Sunday, December 12, 2021

Moscow Announces Small Program to Refreeze Permafrost under Norilsk to Prevent City’s Collapse

Paul Goble

            Staunton, Oct. 18 – The Russian government has announced a program to freeze the ground under the foundations of major buildings in Norilsk, a 170,000-strong city in the Far North, lest the ever more rapidly melting of the permafrost on which the city is built leads to their collapse (thebarentsobserver.com/ru/arktika/2021/10/v-norilske-pristupayut-k-ohlazhdeniyu-grunta-dlya-zashchity-zdaniy-ot-tayaniya).

            But the size of this program, ten million US dollars for the entire city, is far too small to save that Norilsk alone, let alone the other urban centers and pipeline routes in the Far North. Instead, ever more cities there are likely to become ghost towns and pipeline accidents increase (windowoneurasia2.blogspot.com/2021/07/ghost-towns-spreading-across-russian.html and windowoneurasia2.blogspot.com/2021/07/permafrost-melting-puts-infrastructure.html).

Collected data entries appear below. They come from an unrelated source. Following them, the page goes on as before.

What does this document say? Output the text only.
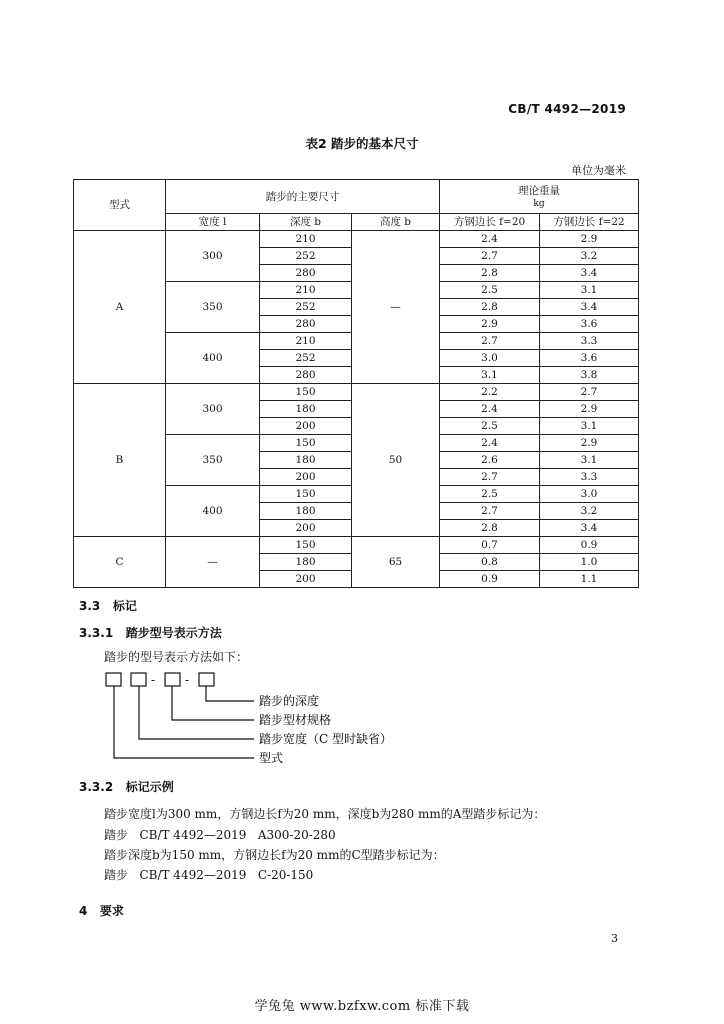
CB/T 4492—2019
表2 踏步的基本尺寸
单位为毫米
型式	踏步的主要尺寸			理论重量
kg	

	宽度 l	深度 b	高度 b	方钢边长 f=20	方钢边长 f=22
A	300	210	—	2.4	2.9
		252		2.7	3.2
		280		2.8	3.4
	350	210		2.5	3.1
		252		2.8	3.4
		280		2.9	3.6
	400	210		2.7	3.3
		252		3.0	3.6
		280		3.1	3.8
B	300	150	50	2.2	2.7
		180		2.4	2.9
		200		2.5	3.1
	350	150		2.4	2.9
		180		2.6	3.1
		200		2.7	3.3
	400	150		2.5	3.0
		180		2.7	3.2
		200		2.8	3.4
C	—	150	65	0.7	0.9
		180		0.8	1.0
		200		0.9	1.1
3.3 标记
3.3.1 踏步型号表示方法
踏步的型号表示方法如下：
- -
踏步的深度
踏步型材规格
踏步宽度（C 型时缺省）
型式
3.3.2 标记示例
踏步宽度l为300 mm，方钢边长f为20 mm，深度b为280 mm的A型踏步标记为：
踏步   CB/T 4492—2019   A300-20-280
踏步深度b为150 mm，方钢边长f为20 mm的C型踏步标记为：
踏步   CB/T 4492—2019   C-20-150
4 要求
3
学兔兔 www.bzfxw.com 标准下载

            Indeed, Russian experts have pointed out that Norilsk is only “the tip of the iceberg” as far as the melting of permafrost is concerned and that the collapse of infrastructure there and across the Russian North puts at risks Vladimir Putin’s grand plans for projecting Russian power into the Arctic (windowoneurasia2.blogspot.com/2020/06/norilsk-tip-of-iceberg-as-millions-of.html).

            European scholars have pointed out that Moscow has been seriously underestimating the impact of global warming on the permafrost that covers the northern third of the Russian Federation and that the Russian authorities restored Soviet-era monitoring arrangements only in 2020 (windowoneurasia2.blogspot.com/2018/12/moscow-seriously-underestimating-rate.html and windowoneurasia2.blogspot.com/2020/10/moscow-finally-to-restore-system-of.html).

            In addition to the threat from subsidence as a result of the melting of the permafrost, there is another threat about which some Russian scholars have expressed concern but that the authorities have not yet taken any serious steps to address: the risk that when the ice melts, bacteria and viruses will be released into the atmosphere and spark epidemics.

            Now with the experience of covid, those concerns may contribute to more efforts to deal with the melting permafrost, although experts suggest that the costs of preventing disaster from that direction are even higher than of shoring up buildings from collapse (windowoneurasia2.blogspot.com/2019/04/the-ice-will-melt-and-we-will-all-die.html).